On the 55th anniversary of the transfer of the Crimea from the Russian SFSR to the Ukrainian SSR (on 19 February 2009) some 300 to 500 people took part in rallies to protest against the transfer.

Map of modern Crimea

On 24 August 2009, anti-Ukrainian demonstrations were held in Crimea by ethnic Russian residents. Sergei Tsekov, a senior pro Russian politician, said then that he hoped that Russia would endorse Crimeaan separatism in the same way as it had done in South Ossetia and Abkhazia.

The last election of the Verkhovna Rada of Crimea took place on 31 October 2010 and was won by the Party of Regions.

A pro-Russian demonstration of several thousand people took place in Sevastopol on 23 February 2014 in the wake of Yanukovych's flight during the Revolution of Dignity.

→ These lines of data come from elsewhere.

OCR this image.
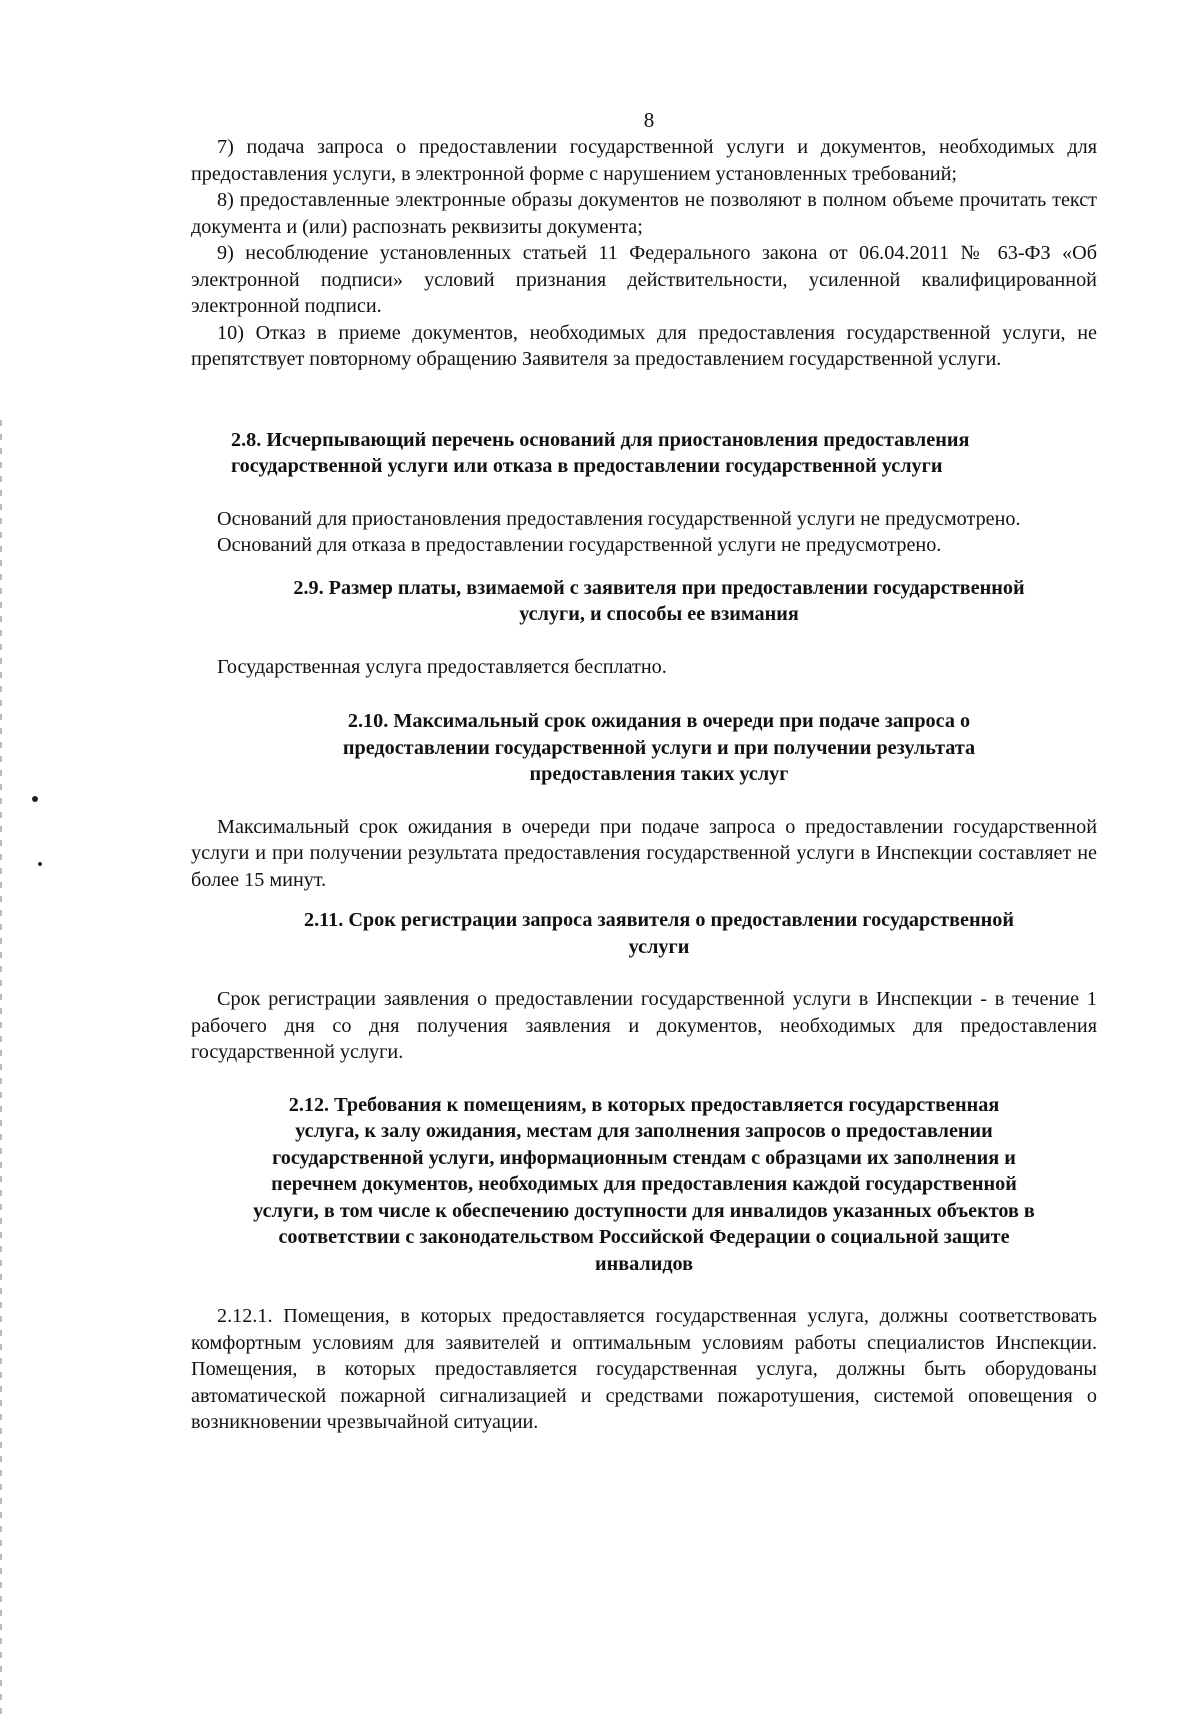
8

7) подача запроса о предоставлении государственной услуги и документов, необходимых для предоставления услуги, в электронной форме с нарушением установленных требований;

8) предоставленные электронные образы документов не позволяют в полном объеме прочитать текст документа и (или) распознать реквизиты документа;

9) несоблюдение установленных статьей 11 Федерального закона от 06.04.2011 № 63-ФЗ «Об электронной подписи» условий признания действительности, усиленной квалифицированной электронной подписи.

10) Отказ в приеме документов, необходимых для предоставления государственной услуги, не препятствует повторному обращению Заявителя за предоставлением государственной услуги.

2.8. Исчерпывающий перечень оснований для приостановления предоставления
государственной услуги или отказа в предоставлении государственной услуги

Оснований для приостановления предоставления государственной услуги не предусмотрено.

Оснований для отказа в предоставлении государственной услуги не предусмотрено.

2.9. Размер платы, взимаемой с заявителя при предоставлении государственной
услуги, и способы ее взимания

Государственная услуга предоставляется бесплатно.

2.10. Максимальный срок ожидания в очереди при подаче запроса о
предоставлении государственной услуги и при получении результата
предоставления таких услуг

Максимальный срок ожидания в очереди при подаче запроса о предоставлении государственной услуги и при получении результата предоставления государственной услуги в Инспекции составляет не более 15 минут.

2.11. Срок регистрации запроса заявителя о предоставлении государственной
услуги

Срок регистрации заявления о предоставлении государственной услуги в Инспекции - в течение 1 рабочего дня со дня получения заявления и документов, необходимых для предоставления государственной услуги.

2.12. Требования к помещениям, в которых предоставляется государственная
услуга, к залу ожидания, местам для заполнения запросов о предоставлении
государственной услуги, информационным стендам с образцами их заполнения и
перечнем документов, необходимых для предоставления каждой государственной
услуги, в том числе к обеспечению доступности для инвалидов указанных объектов в
соответствии с законодательством Российской Федерации о социальной защите
инвалидов

2.12.1. Помещения, в которых предоставляется государственная услуга, должны соответствовать комфортным условиям для заявителей и оптимальным условиям работы специалистов Инспекции. Помещения, в которых предоставляется государственная услуга, должны быть оборудованы автоматической пожарной сигнализацией и средствами пожаротушения, системой оповещения о возникновении чрезвычайной ситуации.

On 15 March 2014, the Verkhovna Rada of Ukraine officially dissolved the Verkhovna Rada of Crimea, and, on 17 March 2014, one day before the Russian annexation of Crimea, the State Council of Crimea was established in place of the Verkhovna Rada of Crimea.

Before 2014, Crimea could be considered a part of the political base of then President Viktor Yanukovych. Thus, in the period just prior to 2014, Crimea was not experiencing intense mobilization against Ukraine or on behalf of absorption into Russia.